Если в полдень я окажусь перед Залевским с теми же результатами (а вернее, с отсутствием результатов), что и теперь, дело будет изъято из моего производства, и окажется в руках небеспристрастных. А там достаточно будет подкинуть следствию похищенные у меня часы, сопроводив их обнаружение мало-мальски правдоподобной легендой, как… Страшно подумать!

Меня от этих мыслей бросило в жар; я спохватился, что так и стою, прислонившись к дверям кабинета товарища окружного прокурора. Медленно, не разбирая дороги, двинулся я к собственной камере, и у самой лестницы натолкнулся на Плевича, явно поджидавшего меня для разговора. Однако сил душевных, чтобы сейчас беседовать с ним, у меня не было. Еле кивнув ему, я хотел было пройти мимо, но Плевич меня остановил.

— Постойте, Алексей! Вы избегаете меня, а я хотел бы объясниться…

— А надо ли? — с трудом спросил я. У меня просто язык не ворочался, да и мысли все были заняты ночным происшествием, да ожиданием вестей от Людвига.

— Я не хочу, чтобы вы меня считали бесчестным человеком, строящим козни своему товарищу, — с запальчивостью произнес он. — Думаете, я с доносом бегал к Залевскому? Нет, я о вас слова дурного не сказал, поверьте…

Я молчал, не зная, что ответить Плевичу.

— Да, я обратился к нему с рапортом, просил поручить мне дело, — продолжил он после паузы. — О причинах своего желания принять дело к расследованию я вас поставил в известность, не так ли?

Я развел руками. Что я мог сказать ему?

— Вы обижаетесь, Алексей. Поверьте, напрасно. Я не хотел бы ссориться с вами…

Кивнув, я повернулся и направился в свою камеру. Спиной я чувствовал жгучий взгляд товарища; впрочем, мог ли я теперь считать его товарищем?

Едва только войдя к себе, я запер дверь изнутри и, обессиленный, прислонился к стене. Мысли мои путались; отчетливо понимая, что мне следовало бы тотчас уехать из прокуратуры, хотя бы из соображений своей безопасности, я тем не менее не в силах был сдвинуться с места. Сидеть бы в этой норке, отгородившись от всего враждебного мира, и ждать, пока добрый вестник принесет мне освобождение…

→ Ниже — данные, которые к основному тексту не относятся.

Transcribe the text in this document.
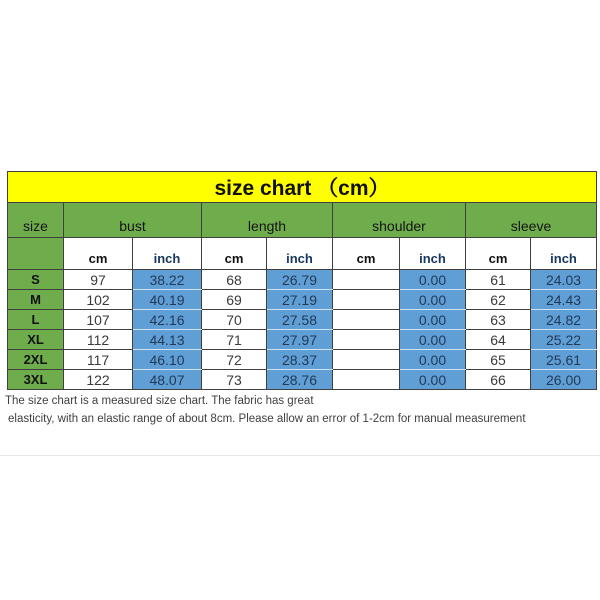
size chart （cm）								
size	bust		length		shoulder		sleeve	
	cm	inch	cm	inch	cm	inch	cm	inch
S	97	38.22	68	26.79		0.00	61	24.03
M	102	40.19	69	27.19		0.00	62	24.43
L	107	42.16	70	27.58		0.00	63	24.82
XL	112	44.13	71	27.97		0.00	64	25.22
2XL	117	46.10	72	28.37		0.00	65	25.61
3XL	122	48.07	73	28.76		0.00	66	26.00
The size chart is a measured size chart. The fabric has great
elasticity, with an elastic range of about 8cm. Please allow an error of 1-2cm for manual measurement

Кто-то стучал в мою камеру, но я не открывал, отчего-то зная наверное, что это не Людвиг Мару-то. Сколько времени так прошло, я не мог точно определить. И часов у меня не было, чтобы отсчитывать минуты моего добровольного заточения; и стоило мне подумать о том, при каких обстоятельствах я их лишился, как у меня аж в голове мутилось от стыда и отчаяния…

Мучимый всеми душераздирающими чувствами, которые только может испытывать приговоренный к казни, метался я по тесной камере, думая обо всем одновременно: и о том, что полиция непростительно долго устанавливает личность убитого, и о загадочном происшествии со мной минувшей ночью, и о том, что надо бы узнать больше о семье Реденов, об отношениях между членами семьи — ведь убитого нашли в их доме, и убитый, несомненно, имел какую-то связь с одним из носящих фамилию Реденов… И о том, где же столько времени пропадает мой посланник, Людвиг Маруто-Сокольский?! Уже нет сил дожидаться его…

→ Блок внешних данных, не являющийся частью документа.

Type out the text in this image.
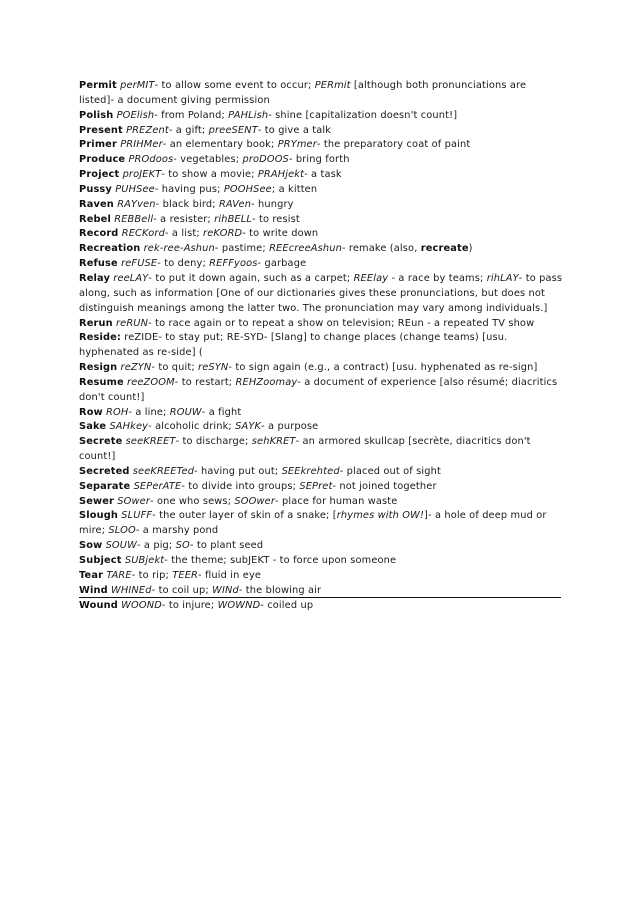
Permit perMIT- to allow some event to occur; PERmit [although both pronunciations are listed]- a document giving permission

Polish POElish- from Poland; PAHLish- shine [capitalization doesn't count!]

Present PREZent- a gift; preeSENT- to give a talk

Primer PRIHMer- an elementary book; PRYmer- the preparatory coat of paint

Produce PROdoos- vegetables; proDOOS- bring forth

Project proJEKT- to show a movie; PRAHjekt- a task

Pussy PUHSee- having pus; POOHSee; a kitten

Raven RAYven- black bird; RAVen- hungry

Rebel REBBell- a resister; rihBELL- to resist

Record RECKord- a list; reKORD- to write down

Recreation rek-ree-Ashun- pastime; REEcreeAshun- remake (also, recreate)

Refuse reFUSE- to deny; REFFyoos- garbage

Relay reeLAY- to put it down again, such as a carpet; REElay - a race by teams; rihLAY- to pass along, such as information [One of our dictionaries gives these pronunciations, but does not distinguish meanings among the latter two. The pronunciation may vary among individuals.]

Rerun reRUN- to race again or to repeat a show on television; REun - a repeated TV show

Reside: reZIDE- to stay put; RE-SYD- [Slang] to change places (change teams) [usu. hyphenated as re-side] (

Resign reZYN- to quit; reSYN- to sign again (e.g., a contract) [usu. hyphenated as re-sign]

Resume reeZOOM- to restart; REHZoomay- a document of experience [also résumé; diacritics don't count!]

Row ROH- a line; ROUW- a fight

Sake SAHkey- alcoholic drink; SAYK- a purpose

Secrete seeKREET- to discharge; sehKRET- an armored skullcap [secrète, diacritics don't count!]

Secreted seeKREETed- having put out; SEEkrehted- placed out of sight

Separate SEPerATE- to divide into groups; SEPret- not joined together

Sewer SOwer- one who sews; SOOwer- place for human waste

Slough SLUFF- the outer layer of skin of a snake; [rhymes with OW!]- a hole of deep mud or mire; SLOO- a marshy pond

Sow SOUW- a pig; SO- to plant seed

Subject SUBjekt- the theme; subJEKT - to force upon someone

Tear TARE- to rip; TEER- fluid in eye

Wind WHINEd- to coil up; WINd- the blowing air

Wound WOOND- to injure; WOWND- coiled up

И почему молчит полиция? Еще вчера мне сообщил господин Загоскин, что собраны были агенты, и всем им была дана инструкция обойти все трактиры и притоны, где собирались подонки общества для дележа преступной добычи и разгула на средства, вырученные от лиходейства. Агентам велено было искать фигуранта с боевыми знаками на лице и туловище, либо с порезными ранами, которые могли сильно кровоточить, — коль скоро мы знали об обилии крови на месте обнаружения трупа, и если поиски увенчаются успехом, тут же его задержать и доставить в участок, без промедления доложив о том руководству сыскной полиции и призвав врача для освидетельствования задержанного. Если врач укажет, что имеющиеся у подозреваемого раны могли быть причинены ножом, изъятым из руки убитого, и в интересующее нас время, то подозреваемого этого немедленно возьмут в работу. Из обмолвок Загоскина я понял, что полиция склоняется к такой картине преступления: в отсутствие хозяев, бывших на маскараде, в дом проникли грабители, и застав в каминной зале мужчину, убили его, чтобы избавиться от свидетеля. Осталось выяснить только, почему никто из обитателей дома не может рассказать нам, как появился в доме этот мужчина.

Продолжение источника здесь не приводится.